🤖 AI Summary
Quantum network tomography (QNT) aims to characterize internal quantum channels via peripheral operations, yet existing approaches are restricted to star-topology networks and simplistic noise models, with no established identifiability theory for general topologies. This work presents the first solution to QNT for arbitrary network topologies under general Pauli channels and state-preparation-and-measurement (SPAM) errors. We propose Mergecast—a novel protocol—and an asymptotic etching procedure to achieve unique identifiability of all internal channels. We further introduce the bypassable Pauli channel model and the BypassUnicast protocol for efficient estimation. Integrating SPAM error modeling, joint parameter estimation, and NetSquid-based simulation, we demonstrate high accuracy and robustness under realistic conditions, including photon loss and memory decoherence. Our framework establishes foundational identifiability guarantees and enables scalable, topology-agnostic QNT in practical quantum networks.
📝 Abstract
The goal of quantum network tomography (QNT) is the characterization of internal quantum channels in a quantum network from external peripheral operations. Prior research has primarily focused on star networks featuring bit-flip and depolarizing channels, leaving the broader problem -- such as QNT for networks with arbitrary topologies and general Pauli channels -- largely unexplored. Moreover, establishing channel identifiability remains a significant challenge even in simplified quantum star networks.

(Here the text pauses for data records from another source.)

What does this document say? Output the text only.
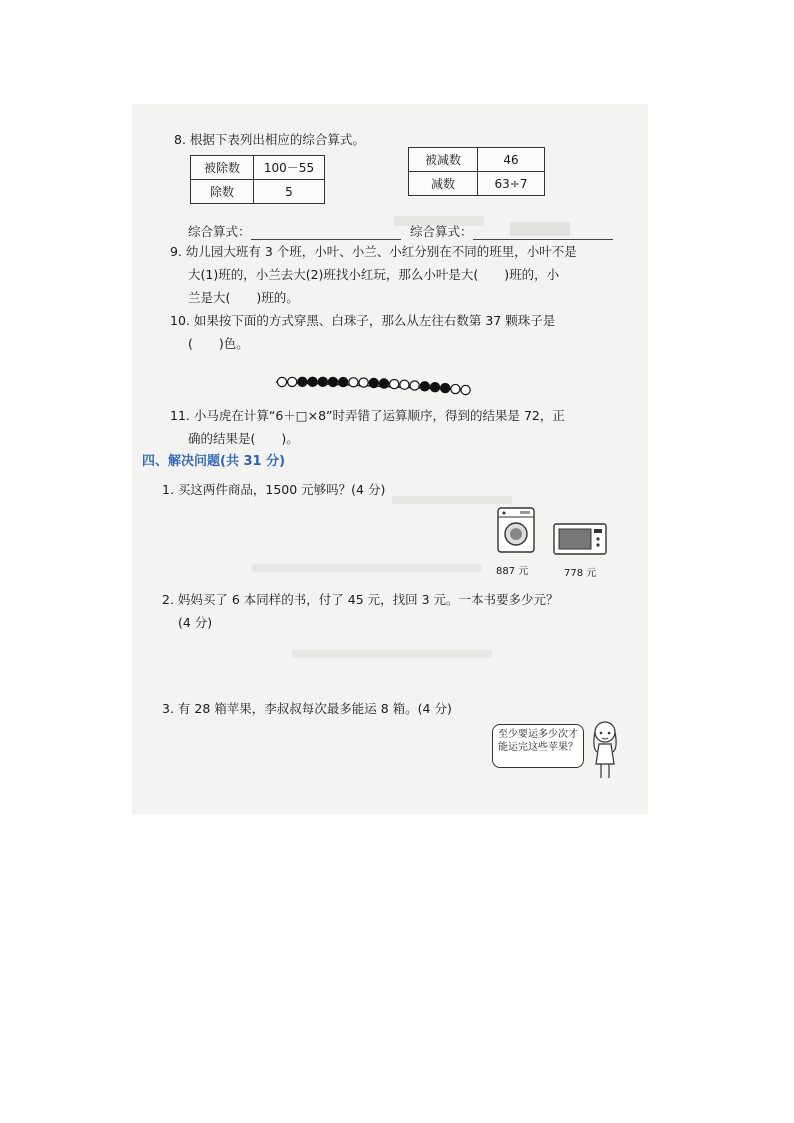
8. 根据下表列出相应的综合算式。
被除数	100－55
除数	5
被减数	46
减数	63÷7
综合算式：	综合算式：
9. 幼儿园大班有 3 个班，小叶、小兰、小红分别在不同的班里，小叶不是
大(1)班的，小兰去大(2)班找小红玩，那么小叶是大( )班的，小
兰是大( )班的。
10. 如果按下面的方式穿黑、白珠子，那么从左往右数第 37 颗珠子是
( )色。
11. 小马虎在计算“6＋□×8”时弄错了运算顺序，得到的结果是 72，正
确的结果是( )。
四、解决问题(共 31 分)
1. 买这两件商品，1500 元够吗？(4 分)
887 元	778 元
2. 妈妈买了 6 本同样的书，付了 45 元，找回 3 元。一本书要多少元？
(4 分)
3. 有 28 箱苹果，李叔叔每次最多能运 8 箱。(4 分)
至少要运多少次才能运完这些苹果？
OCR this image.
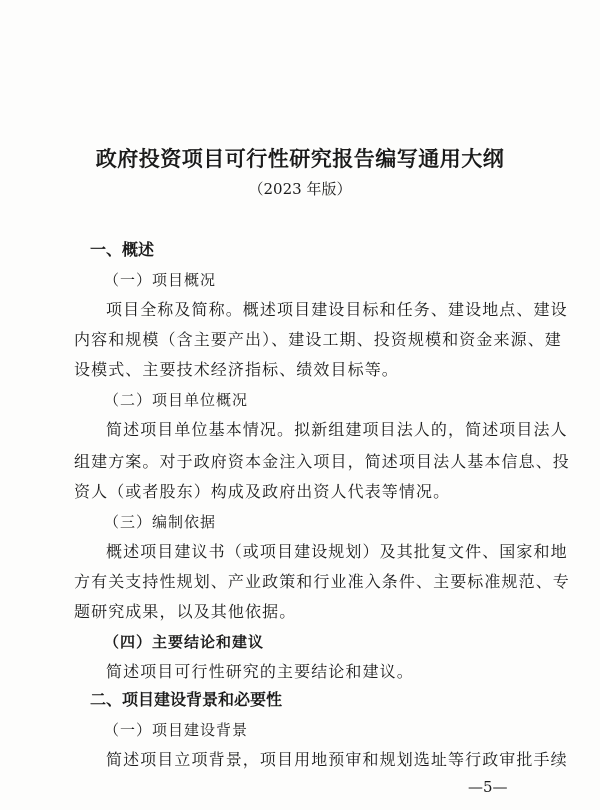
政府投资项目可行性研究报告编写通用大纲
（2023 年版）
一、概述
（一）项目概况
项目全称及简称。概述项目建设目标和任务、建设地点、建设
内容和规模（含主要产出）、建设工期、投资规模和资金来源、建
设模式、主要技术经济指标、绩效目标等。
（二）项目单位概况
简述项目单位基本情况。拟新组建项目法人的，简述项目法人
组建方案。对于政府资本金注入项目，简述项目法人基本信息、投
资人（或者股东）构成及政府出资人代表等情况。
（三）编制依据
概述项目建议书（或项目建设规划）及其批复文件、国家和地
方有关支持性规划、产业政策和行业准入条件、主要标准规范、专
题研究成果，以及其他依据。
（四）主要结论和建议
简述项目可行性研究的主要结论和建议。
二、项目建设背景和必要性
（一）项目建设背景
简述项目立项背景，项目用地预审和规划选址等行政审批手续
—5—
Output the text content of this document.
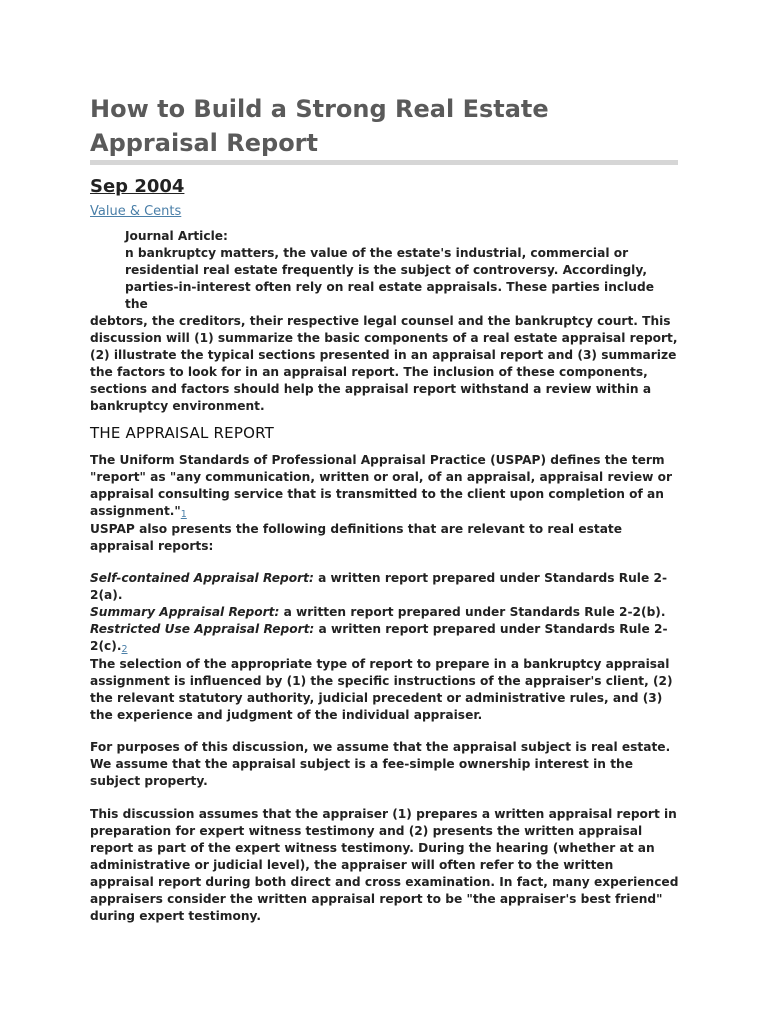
How to Build a Strong Real Estate Appraisal Report
Sep 2004
Value & Cents
Journal Article:
n bankruptcy matters, the value of the estate's industrial, commercial or
residential real estate frequently is the subject of controversy. Accordingly,
parties-in-interest often rely on real estate appraisals. These parties include the
debtors, the creditors, their respective legal counsel and the bankruptcy court. This discussion will (1) summarize the basic components of a real estate appraisal report, (2) illustrate the typical sections presented in an appraisal report and (3) summarize the factors to look for in an appraisal report. The inclusion of these components, sections and factors should help the appraisal report withstand a review within a bankruptcy environment.
THE APPRAISAL REPORT
The Uniform Standards of Professional Appraisal Practice (USPAP) defines the term "report" as "any communication, written or oral, of an appraisal, appraisal review or appraisal consulting service that is transmitted to the client upon completion of an assignment."1
USPAP also presents the following definitions that are relevant to real estate appraisal reports:
Self-contained Appraisal Report: a written report prepared under Standards Rule 2-2(a).
Summary Appraisal Report: a written report prepared under Standards Rule 2-2(b).
Restricted Use Appraisal Report: a written report prepared under Standards Rule 2-2(c).2
The selection of the appropriate type of report to prepare in a bankruptcy appraisal assignment is influenced by (1) the specific instructions of the appraiser's client, (2) the relevant statutory authority, judicial precedent or administrative rules, and (3) the experience and judgment of the individual appraiser.
For purposes of this discussion, we assume that the appraisal subject is real estate. We assume that the appraisal subject is a fee-simple ownership interest in the subject property.
This discussion assumes that the appraiser (1) prepares a written appraisal report in preparation for expert witness testimony and (2) presents the written appraisal report as part of the expert witness testimony. During the hearing (whether at an administrative or judicial level), the appraiser will often refer to the written appraisal report during both direct and cross examination. In fact, many experienced appraisers consider the written appraisal report to be "the appraiser's best friend" during expert testimony.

In the first part of this paper, we introduce a novel network tomography method, termed Mergecast, in quantum networks. We demonstrate that Mergecast, together with a progressive etching procedure, enables the unique identification of all internal quantum channels in networks characterized by arbitrary topologies and Pauli channels. As a side contribution, we introduce a subclass of Pauli channels, termed bypassable Pauli channels, and propose a more efficient unicast-based tomography method, called BypassUnicast, for networks exclusively comprising these channels. In the second part, we extend our investigation to a more realistic QNT scenario that incorporates state preparation and measurement (SPAM) errors. We rigorously formulate SPAM errors in QNT, propose estimation protocols for such errors within QNT, and subsequently adapt our Mergecast approaches to handle networks affected by SPAM errors. Lastly, we conduct NetSquid-based simulations to corroborate the effectiveness of our proposed protocols in identifying internal quantum channels and estimating SPAM errors in quantum networks. In particular, we demonstrate that Mergecast maintains good performance under realistic conditions, such as photon loss and quantum memory decoherence.